L’année dernière il a été autorisé à rendre visite à son frère malade. Cela faisait 23 ans qu’il n’avait pas mis les pieds sur le sol cubain. Cela a aussi été l’occasion de rencontrer Olga. Par mesure de sécurité, elle était revenue à Cuba avec leurs deux filles, et Washington n’avait jamais voulu lui donner de visa pour qu’elle puisse venir le voir.

Le 12 avril de cette année, il lui a été permis de voyager de nouveau à Cuba pour assister à l’enterrement de son père. A cette occasion, son avocat a de nouveau demandé à la juge étasunienne la permission pour René d’accomplir l’année et demie de liberté conditionnelle à Cuba. Son avocat a aussi proposé que René se présente à la Section des Intérêts des Etats-Unis à La Havane, SINA, pour rendre son passeport et renoncer à la nationalité qu’il avait acquise par sa naissance. La juge n’a trouvé aucun prétexte pour refuser et a dû l’accepter le 3 mai

Le “Héros de la République de Cuba”, distinction qu’il a reçue le 6 juillet du Parlement cubain, tout comme ses quatre autres compagnons, n’arrive pas à décrire ce que ça représente pour lui d’être à Cuba. Sa fille cadette a grandi pendant son séjour en prison, “C’est malheureusement à cause de la mort de mon père, mais j’ai eu la chance de pouvoir être là pour ses quinze ans.”

Après avoir mangé un morceau de tamal (sorte de papillote de feuilles d’épis de maïs ou de bananier farci. ndt) il nous dit : “A Cuba, je suis allé dans des lieux très isolés, où il y avait juste une radio, et pourtant les gens nous connaissent. Je crois que je ne le mérite pas car je sais qu’il y a d’autres cubains qui méritent d’avoir cette reconnaissance.”

Alors que je cherche à poser une question originale, quelqu’un me demande de raconter à René “l’affaire de l’avion” [1], et mon intégration par le Département d’Etat, dans la “no fly list”, ou liste de “terroristes” présumés. Même s’il en savait déjà un peu, il a eu l’air incrédule. Il s’intéresse aussi aux raisons pour lesquelles le gouvernement français a refusé ma demande de nationalité [2].

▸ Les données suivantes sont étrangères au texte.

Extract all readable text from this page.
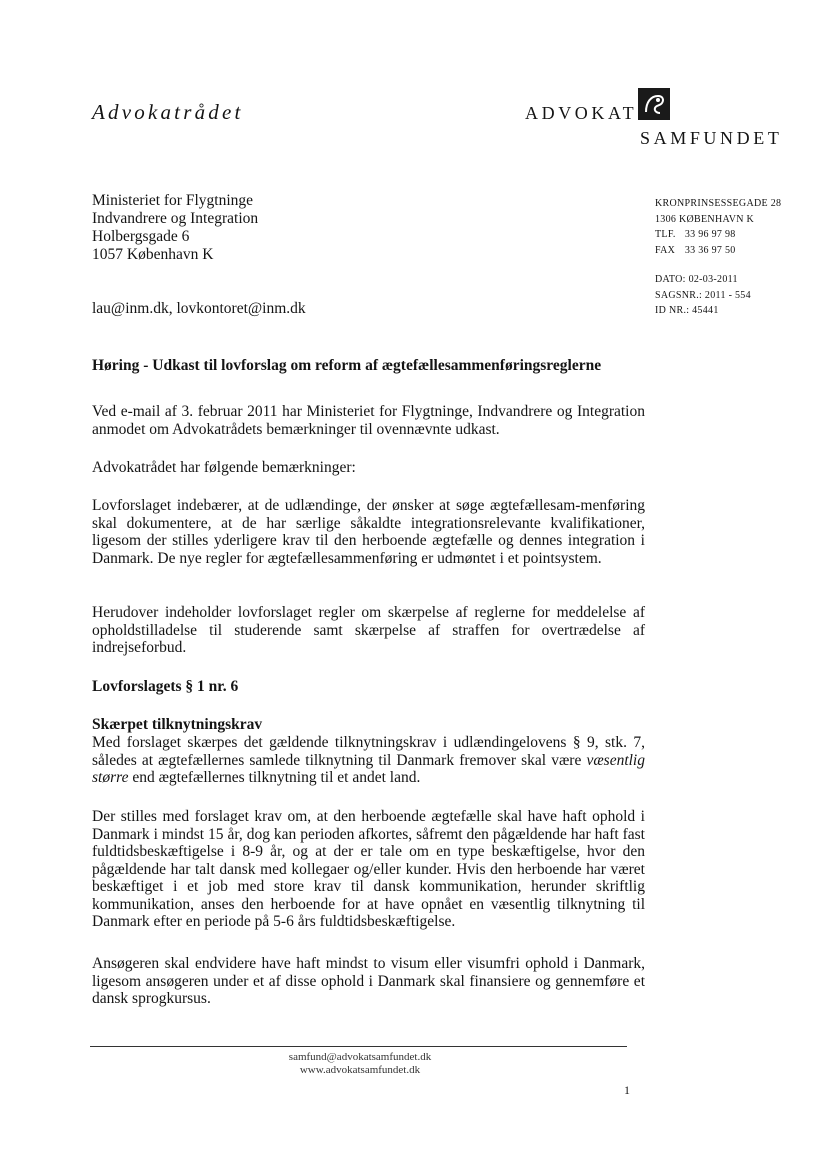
Advokatrådet	ADVOKAT
SAMFUNDET
Ministeriet for Flygtninge
Indvandrere og Integration
Holbergsgade 6
1057 København K
lau@inm.dk, lovkontoret@inm.dk
KRONPRINSESSEGADE 28
1306 KØBENHAVN K
TLF. 33 96 97 98
FAX 33 36 97 50
DATO: 02-03-2011
SAGSNR.: 2011 - 554
ID NR.: 45441
Høring - Udkast til lovforslag om reform af ægtefællesammenføringsreglerne
Ved e-mail af 3. februar 2011 har Ministeriet for Flygtninge, Indvandrere og Integration anmodet om Advokatrådets bemærkninger til ovennævnte udkast.
Advokatrådet har følgende bemærkninger:
Lovforslaget indebærer, at de udlændinge, der ønsker at søge ægtefællesam-menføring skal dokumentere, at de har særlige såkaldte integrationsrelevante kvalifikationer, ligesom der stilles yderligere krav til den herboende ægtefælle og dennes integration i Danmark. De nye regler for ægtefællesammenføring er udmøntet i et pointsystem.
Herudover indeholder lovforslaget regler om skærpelse af reglerne for meddelelse af opholdstilladelse til studerende samt skærpelse af straffen for overtrædelse af indrejseforbud.
Lovforslagets § 1 nr. 6
Skærpet tilknytningskrav
Med forslaget skærpes det gældende tilknytningskrav i udlændingelovens § 9, stk. 7, således at ægtefællernes samlede tilknytning til Danmark fremover skal være væsentlig større end ægtefællernes tilknytning til et andet land.
Der stilles med forslaget krav om, at den herboende ægtefælle skal have haft ophold i Danmark i mindst 15 år, dog kan perioden afkortes, såfremt den pågældende har haft fast fuldtidsbeskæftigelse i 8-9 år, og at der er tale om en type beskæftigelse, hvor den pågældende har talt dansk med kollegaer og/eller kunder. Hvis den herboende har været beskæftiget i et job med store krav til dansk kommunikation, herunder skriftlig kommunikation, anses den herboende for at have opnået en væsentlig tilknytning til Danmark efter en periode på 5-6 års fuldtidsbeskæftigelse.
Ansøgeren skal endvidere have haft mindst to visum eller visumfri ophold i Danmark, ligesom ansøgeren under et af disse ophold i Danmark skal finansiere og gennemføre et dansk sprogkursus.
samfund@advokatsamfundet.dk
www.advokatsamfundet.dk
1
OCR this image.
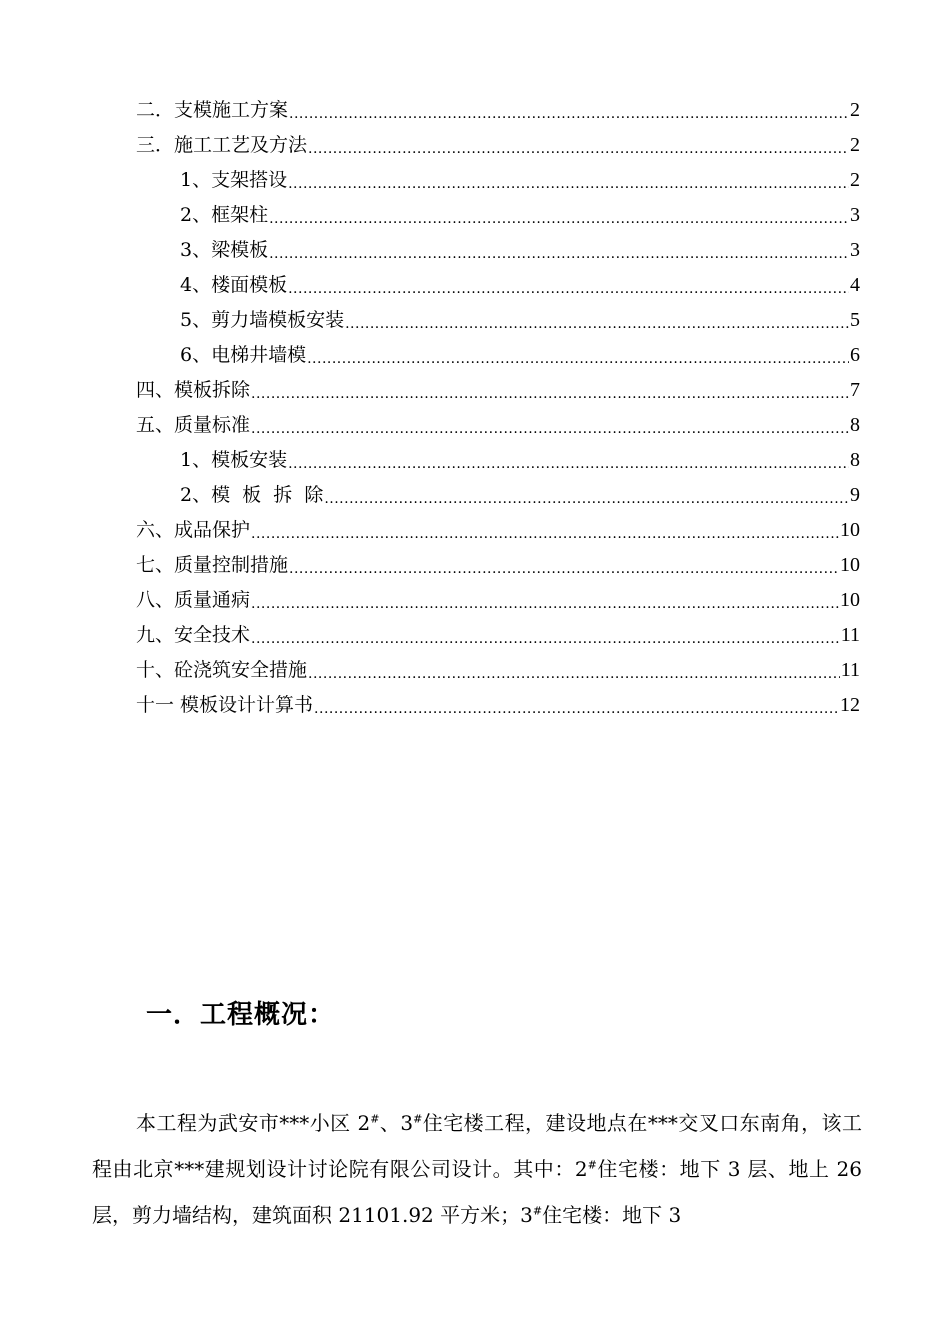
二．支模施工方案 .....	2
三．施工工艺及方法 .....	2
1、支架搭设 .....	2
2、框架柱 .....	3
3、梁模板 .....	3
4、楼面模板 .....	4
5、剪力墙模板安装 .....	5
6、电梯井墙模 .....	6
四、模板拆除 .....	7
五、质量标准 .....	8
1、模板安装 .....	8
2、模  板  拆  除 .....	9
六、成品保护 .....	10
七、质量控制措施 .....	10
八、质量通病 .....	10
九、安全技术 .....	11
十、砼浇筑安全措施 .....	11
十一 模板设计计算书 .....	12
一．工程概况：

本工程为武安市***小区 2#、3#住宅楼工程，建设地点在***交叉口东南角，该工程由北京***建规划设计讨论院有限公司设计。其中：2#住宅楼：地下 3 层、地上 26 层，剪力墙结构，建筑面积 21101.92 平方米；3#住宅楼：地下 3
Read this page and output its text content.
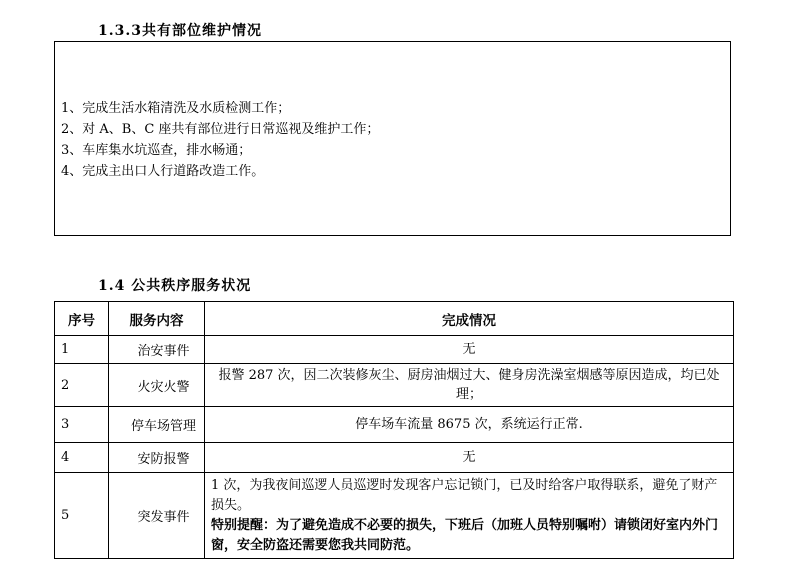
1.3.3共有部位维护情况
1、完成生活水箱清洗及水质检测工作；
2、对 A、B、C 座共有部位进行日常巡视及维护工作；
3、车库集水坑巡查，排水畅通；
4、完成主出口人行道路改造工作。
1.4 公共秩序服务状况
序号	服务内容	完成情况
1	治安事件	无
2	火灾火警	报警 287 次，因二次装修灰尘、厨房油烟过大、健身房洗澡室烟感等原因造成，均已处理；
3	停车场管理	停车场车流量 8675 次，系统运行正常.
4	安防报警	无
5	突发事件	1 次，为我夜间巡逻人员巡逻时发现客户忘记锁门，已及时给客户取得联系，避免了财产损失。
特别提醒：为了避免造成不必要的损失，下班后（加班人员特别嘱咐）请锁闭好室内外门窗，安全防盗还需要您我共同防范。
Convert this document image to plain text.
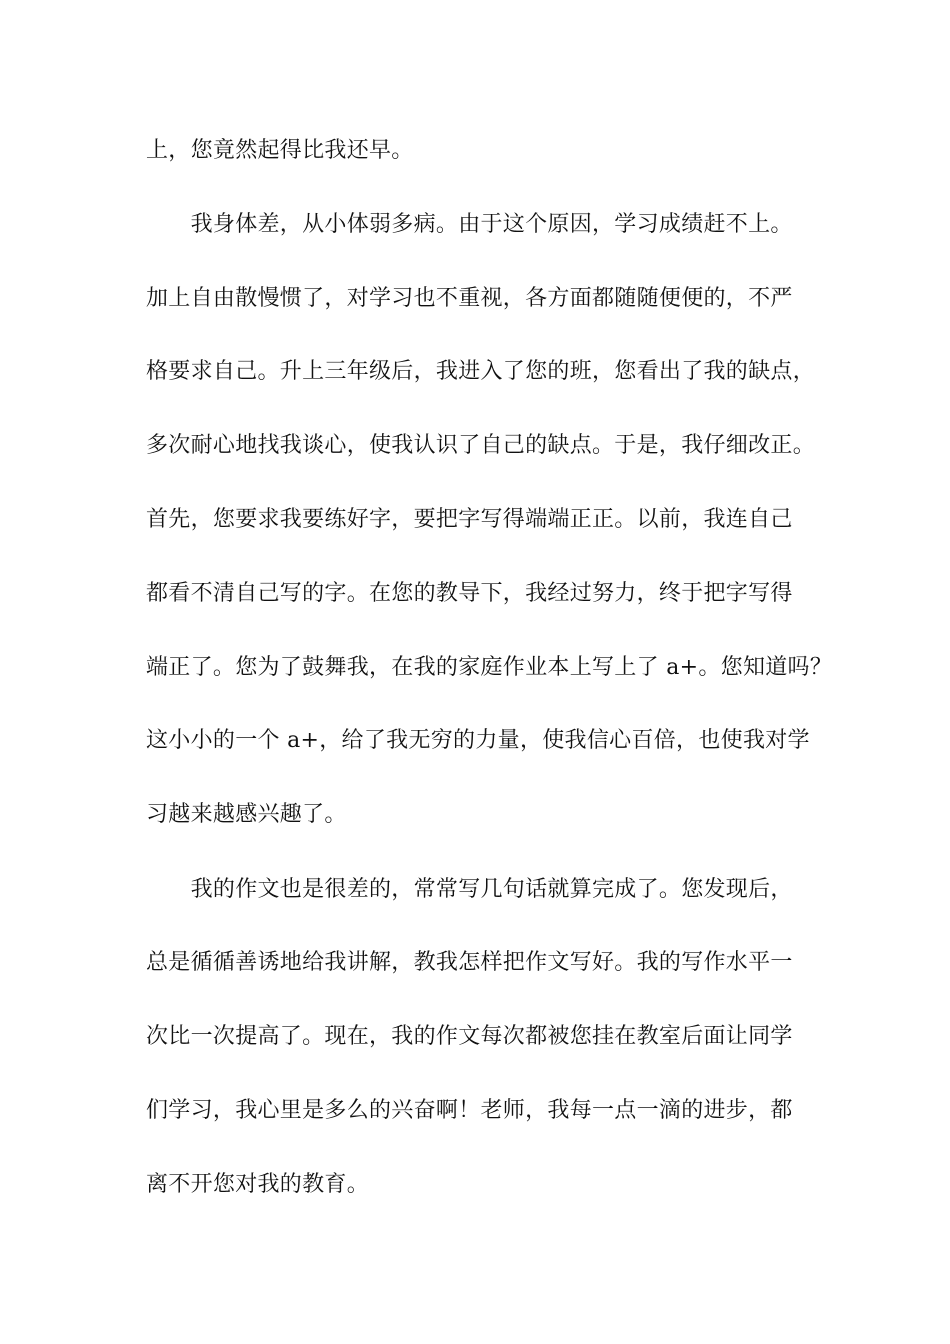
上，您竟然起得比我还早。
　　我身体差，从小体弱多病。由于这个原因，学习成绩赶不上。
加上自由散慢惯了，对学习也不重视，各方面都随随便便的，不严
格要求自己。升上三年级后，我进入了您的班，您看出了我的缺点，
多次耐心地找我谈心，使我认识了自己的缺点。于是，我仔细改正。
首先，您要求我要练好字，要把字写得端端正正。以前，我连自己
都看不清自己写的字。在您的教导下，我经过努力，终于把字写得
端正了。您为了鼓舞我，在我的家庭作业本上写上了 a+。您知道吗？
这小小的一个 a+，给了我无穷的力量，使我信心百倍，也使我对学
习越来越感兴趣了。
　　我的作文也是很差的，常常写几句话就算完成了。您发现后，
总是循循善诱地给我讲解，教我怎样把作文写好。我的写作水平一
次比一次提高了。现在，我的作文每次都被您挂在教室后面让同学
们学习，我心里是多么的兴奋啊！老师，我每一点一滴的进步，都
离不开您对我的教育。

Après m’avoir écouté, il fait la réflexion qu’il a peur pour le futur des Etats-Unis. Il affirme que de nombreux types de violences radicales existent à l’intérieur, alors que leur gouvernement est à la poursuite de chimères terroristes à travers le monde. Nous sommes d’accord. René est au courant de la politique extérieure étasunienne, européenne et mondiale. Même si on pouvait l’imaginer, il me surprend. Il écoute avec attention quand un ami ambassadeur fait une analyse de la situation conflictuelle en Afrique, au Mali et en Lybie, particulièrement. Et que plusieurs pays européens aient refusé le survol de leur territoire par l’avion du président Evo Morales le rend muet de stupeur.

Il est déjà l’heure de dîner. Chacun se sert et vient manger sur la terrasse, l’assiette à la main. Le couple s’excuse de ne pas rester pour savourer la soupe de haricots noirs, mais ils doivent aller à l’hôpital rendre visite à une parente.

Avant de partir, René et Olga m’ont demandé de transmettre un message de remerciement pour la solidarité qu’ils ont reçue durant toutes ces années, en particulier celle de l’association France Cuba. Olga garde bien en mémoire la présentation du livre de Maurice Lemoine que nous avions organisée sur une péniche à Paris en octobre 2010 [3].

Alors qu’ils sortent, la mère de René l’embrasse avec une immense tendresse. Depuis le balcon de ce premier étage, nous observons le couple. De nouveau, Olga nous dit adieu. Avant d’ouvrir la voiture qu’il conduira lui-même, René lève son poing serré et laisse échapper un sourire serein et assuré. Nous lui répondons de la même façon.

En voyant l’auto disparaître au bout de la rue, je pense à Gerardo Hernandez et à ses deux condamnations à perpétuité, plus quinze ans. Me rappelant les mains entrelacées de René et d’Olga, me vient l’image d’Adriana Perez, l’épouse de Gerardo, à qui l’on refuse le visa pour venir lui rendre visite.

Hernando Calvo Ospina

Notes :

1] http://hcalvospina.free.fr/spip.php?article135

2] http://hcalvospina.free.fr/spip.php?article374

3] Maurice Lemoine, "Cinq cubains à Miami". Editions Don Quichotte. Paris, 2010.